JQM (short for Job Queue Manager) is a middleware allowing to run arbitrary Java code asynchronously on a distributed network of servers. It was designed as an application server specifically tailored for making it easier to run (Java) batch jobs asynchronously, removing all the hassle of configuring libraries, throttling executions, handling logs, forking new processes & monitoring them, dealing with created files, and much more... It should be considered for batch jobs that fall inside that uncomfortable middle ground between “a few seconds” (this could be done synchronously inside a web application server) and “a few hours” (in which case forking a new dedicated JVM is often the most suitable way).

It should also be considered for its ability to untangle the execution itself from the program that requires it. Two of the most obvious cases are:

  • getting long running jobs out of the application server. An application server is not supposed to handle these, which fill up its queues and often end in weird time-outs and runaway threads. JQM will host these externalized jobs in an asynchronous way, not requiring the application server to wait for completion. Execution can happen on another server/VM, freeing resources (and potentially licence costs, as JQM is free contrary to many application servers).
  • job execution request frequency adaptation. Often a job is requested to run multiple times at the same moment (either by a human request, or an automated system reacting to frequent events, ...) while the job should actually run only one at a time (e.g. the job handles all available data at the time of its launch - so there is really no need for multiple instances in parallel). JQM will throttle these requests.
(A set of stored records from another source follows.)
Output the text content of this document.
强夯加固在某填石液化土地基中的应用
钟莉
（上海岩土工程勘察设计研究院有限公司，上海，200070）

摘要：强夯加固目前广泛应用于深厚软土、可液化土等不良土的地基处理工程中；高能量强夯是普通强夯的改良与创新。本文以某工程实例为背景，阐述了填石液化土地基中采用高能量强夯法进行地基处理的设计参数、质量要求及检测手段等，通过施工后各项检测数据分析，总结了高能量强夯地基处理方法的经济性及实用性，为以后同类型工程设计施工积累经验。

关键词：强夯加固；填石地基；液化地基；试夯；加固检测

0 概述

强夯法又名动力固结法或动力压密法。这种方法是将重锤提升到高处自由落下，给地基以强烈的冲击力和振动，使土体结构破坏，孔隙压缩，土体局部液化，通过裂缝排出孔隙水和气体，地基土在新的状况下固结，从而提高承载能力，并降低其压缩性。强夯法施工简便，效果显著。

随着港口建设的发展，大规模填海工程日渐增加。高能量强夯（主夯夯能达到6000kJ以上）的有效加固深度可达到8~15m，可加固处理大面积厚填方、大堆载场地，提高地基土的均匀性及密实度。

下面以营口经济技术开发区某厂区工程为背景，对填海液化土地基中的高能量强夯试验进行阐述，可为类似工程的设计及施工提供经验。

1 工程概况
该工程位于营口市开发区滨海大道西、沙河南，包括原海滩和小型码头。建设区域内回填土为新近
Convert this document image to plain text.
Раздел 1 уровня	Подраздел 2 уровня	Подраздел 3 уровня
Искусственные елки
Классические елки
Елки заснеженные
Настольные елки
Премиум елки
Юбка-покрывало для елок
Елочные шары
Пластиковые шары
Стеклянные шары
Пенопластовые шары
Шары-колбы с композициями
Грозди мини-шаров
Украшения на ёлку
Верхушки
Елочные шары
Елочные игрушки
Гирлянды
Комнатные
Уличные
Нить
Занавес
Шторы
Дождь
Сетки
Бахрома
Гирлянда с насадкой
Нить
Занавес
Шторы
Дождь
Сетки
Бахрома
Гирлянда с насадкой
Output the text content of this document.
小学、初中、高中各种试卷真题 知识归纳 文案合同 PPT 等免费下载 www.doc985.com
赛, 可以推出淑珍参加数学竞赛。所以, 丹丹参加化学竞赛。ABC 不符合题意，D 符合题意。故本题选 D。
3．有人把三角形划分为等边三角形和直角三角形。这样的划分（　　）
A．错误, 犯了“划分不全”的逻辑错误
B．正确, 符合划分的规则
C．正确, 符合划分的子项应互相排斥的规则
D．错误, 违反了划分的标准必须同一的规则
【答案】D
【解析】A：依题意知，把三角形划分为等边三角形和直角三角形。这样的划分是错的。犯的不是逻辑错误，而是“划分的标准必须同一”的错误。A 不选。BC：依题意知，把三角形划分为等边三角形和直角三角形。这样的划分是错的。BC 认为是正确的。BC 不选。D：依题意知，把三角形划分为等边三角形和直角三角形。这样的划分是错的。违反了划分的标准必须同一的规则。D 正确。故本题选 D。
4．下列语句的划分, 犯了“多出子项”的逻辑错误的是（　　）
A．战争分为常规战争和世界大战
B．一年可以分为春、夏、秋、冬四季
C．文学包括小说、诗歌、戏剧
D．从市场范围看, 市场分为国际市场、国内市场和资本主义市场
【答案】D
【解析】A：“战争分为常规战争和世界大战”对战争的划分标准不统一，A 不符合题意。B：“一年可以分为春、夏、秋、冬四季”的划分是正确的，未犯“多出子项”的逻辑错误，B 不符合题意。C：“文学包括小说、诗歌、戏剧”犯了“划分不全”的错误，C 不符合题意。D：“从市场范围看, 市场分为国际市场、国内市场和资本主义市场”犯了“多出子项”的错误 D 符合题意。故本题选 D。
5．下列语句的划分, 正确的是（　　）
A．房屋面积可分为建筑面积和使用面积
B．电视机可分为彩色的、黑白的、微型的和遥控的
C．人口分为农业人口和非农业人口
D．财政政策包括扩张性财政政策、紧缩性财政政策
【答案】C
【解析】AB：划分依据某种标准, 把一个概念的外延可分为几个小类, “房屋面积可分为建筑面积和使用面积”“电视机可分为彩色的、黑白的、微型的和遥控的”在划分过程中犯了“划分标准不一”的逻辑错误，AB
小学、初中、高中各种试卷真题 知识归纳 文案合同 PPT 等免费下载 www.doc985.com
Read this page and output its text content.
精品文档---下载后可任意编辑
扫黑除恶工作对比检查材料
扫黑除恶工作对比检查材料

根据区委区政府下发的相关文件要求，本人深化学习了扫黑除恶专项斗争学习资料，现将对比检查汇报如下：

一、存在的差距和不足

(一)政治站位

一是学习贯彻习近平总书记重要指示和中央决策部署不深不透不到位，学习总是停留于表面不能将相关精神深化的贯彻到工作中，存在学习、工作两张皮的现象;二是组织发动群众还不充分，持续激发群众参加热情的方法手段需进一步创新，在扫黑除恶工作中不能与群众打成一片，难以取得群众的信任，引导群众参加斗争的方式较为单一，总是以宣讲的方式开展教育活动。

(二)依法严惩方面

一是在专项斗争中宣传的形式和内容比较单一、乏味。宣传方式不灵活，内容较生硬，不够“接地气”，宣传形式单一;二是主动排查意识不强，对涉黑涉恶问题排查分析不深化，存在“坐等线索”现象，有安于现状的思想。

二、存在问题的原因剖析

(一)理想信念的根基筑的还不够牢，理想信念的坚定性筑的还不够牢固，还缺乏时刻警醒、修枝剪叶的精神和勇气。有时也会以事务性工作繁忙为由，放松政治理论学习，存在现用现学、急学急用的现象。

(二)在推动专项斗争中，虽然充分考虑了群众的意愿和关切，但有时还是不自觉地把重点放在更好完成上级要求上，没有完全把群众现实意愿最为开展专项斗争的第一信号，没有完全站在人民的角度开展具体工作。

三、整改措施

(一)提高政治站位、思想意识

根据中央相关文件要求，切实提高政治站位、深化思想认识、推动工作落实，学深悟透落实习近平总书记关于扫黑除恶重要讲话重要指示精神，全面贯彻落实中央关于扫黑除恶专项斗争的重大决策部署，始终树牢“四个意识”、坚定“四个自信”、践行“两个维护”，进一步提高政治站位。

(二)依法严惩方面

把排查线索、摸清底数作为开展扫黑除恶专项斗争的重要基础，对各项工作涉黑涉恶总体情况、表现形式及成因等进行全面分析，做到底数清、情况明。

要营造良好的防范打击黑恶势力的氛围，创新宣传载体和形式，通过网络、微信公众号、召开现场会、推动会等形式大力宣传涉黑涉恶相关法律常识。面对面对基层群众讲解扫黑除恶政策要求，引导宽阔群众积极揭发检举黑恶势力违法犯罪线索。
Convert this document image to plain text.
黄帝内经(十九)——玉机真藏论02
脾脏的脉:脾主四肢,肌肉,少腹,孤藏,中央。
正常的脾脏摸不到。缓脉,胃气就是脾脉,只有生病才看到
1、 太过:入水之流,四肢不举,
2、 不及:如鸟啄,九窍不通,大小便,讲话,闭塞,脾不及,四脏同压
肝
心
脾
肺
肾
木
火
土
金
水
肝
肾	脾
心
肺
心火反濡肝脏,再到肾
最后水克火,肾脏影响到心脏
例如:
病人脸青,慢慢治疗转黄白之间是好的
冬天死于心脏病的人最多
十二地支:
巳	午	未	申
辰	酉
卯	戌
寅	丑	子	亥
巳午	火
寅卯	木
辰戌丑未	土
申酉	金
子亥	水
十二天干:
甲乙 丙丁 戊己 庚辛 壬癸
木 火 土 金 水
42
Most of the time, the code that will be run by JQM will be a direct reuse of existing code without any modifications (for jars including a classic main function, or Runnable threads). But it also optionally offers a rich API that allows running code to ask for another execution, to retrieve structured parameters, to send messages and other advancement notices... Interacting with JQM is also easy: an API, with two different implementations (including REST-style web services, which can be used from a non-Java world) for different needs, is offered to do every imaginable operation easily (new execution request, querying the state of a request, retrieving files created by a job instance, ...).